Las cifras que explican el repunte
Desde el mínimo del S&P 500 en marzo de 2026, el sector de IT ha avanzado en torno a un 47%. La recuperación del índice ha sido notable, con la tecnología marcando el ritmo.
Dentro del sector, los semiconductores han liderado las subidas. Micron se ha disparado un 230% desde ese suelo de marzo. Intel y AMD acumulan cada una avances superiores al 160%.
El sector de IT ya aporta más del 25% del beneficio neto del S&P 500 de los últimos 12 meses. Es casi el doble de su peso en ganancias frente al 1T de 2000, cuando el rally tecnológico se apoyaba en gran medida en la especulación.
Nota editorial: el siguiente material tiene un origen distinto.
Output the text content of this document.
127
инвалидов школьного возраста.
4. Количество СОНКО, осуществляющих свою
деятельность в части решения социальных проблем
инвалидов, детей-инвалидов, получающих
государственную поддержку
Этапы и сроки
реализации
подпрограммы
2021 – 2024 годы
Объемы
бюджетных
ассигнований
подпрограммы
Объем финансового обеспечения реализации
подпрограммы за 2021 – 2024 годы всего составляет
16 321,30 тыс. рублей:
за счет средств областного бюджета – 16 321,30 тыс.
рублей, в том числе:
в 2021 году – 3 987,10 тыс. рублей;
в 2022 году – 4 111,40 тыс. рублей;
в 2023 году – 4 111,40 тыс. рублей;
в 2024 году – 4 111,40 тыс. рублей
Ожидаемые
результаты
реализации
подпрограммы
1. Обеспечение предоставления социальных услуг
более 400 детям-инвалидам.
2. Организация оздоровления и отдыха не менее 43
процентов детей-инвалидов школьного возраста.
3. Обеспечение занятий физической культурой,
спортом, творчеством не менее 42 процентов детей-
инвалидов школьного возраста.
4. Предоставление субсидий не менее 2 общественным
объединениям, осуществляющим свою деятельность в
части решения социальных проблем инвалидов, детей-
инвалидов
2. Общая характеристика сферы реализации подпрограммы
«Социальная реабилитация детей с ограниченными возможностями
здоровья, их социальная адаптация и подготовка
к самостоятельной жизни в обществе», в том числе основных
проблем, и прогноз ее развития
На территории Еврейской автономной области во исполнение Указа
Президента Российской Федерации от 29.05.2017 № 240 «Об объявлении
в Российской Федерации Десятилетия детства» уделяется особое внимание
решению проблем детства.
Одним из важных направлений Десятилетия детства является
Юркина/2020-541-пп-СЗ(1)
Por qué la IA ha cambiado las reglas
El detonante de esta concentración es claro: el gasto en inteligencia artificial se ha convertido en una carrera armamentística corporativa. Toda la cadena —desde diseñadores de chips hasta proveedores de nube y operadores de centros de datos— se ha beneficiado de esa ola de inversión. Así se pasa del 39% a más del 50% al incorporar a todos los participantes.
Implicaciones para los inversores
Matthew Maley, de Miller Tabak, advierte del riesgo de un giro si las grandes tecnológicas pierden tracción. Cuando la mitad del índice se concentra en una sola operación, incluso una rotación moderada fuera de tecnología podría provocar una caída desproporcionada del mercado en su conjunto.
Como referencia, quien compró el S&P 500 en el pico puntocom de marzo de 2000 tuvo que esperar más de una década para recuperar el nivel de entrada. Esta vez los fundamentales son más sólidos, con beneficios reales y no solo promesas, pero el riesgo por concentración puede ser mayor. Que un único sector roce el 40% es territorio inexplorado.
En la práctica, cualquiera que hoy mantenga un fondo indexado pasivo al S&P 500 está, lo sepa o no, apostando de forma significativa a que la tecnología seguirá comportándose mejor que el resto del mercado.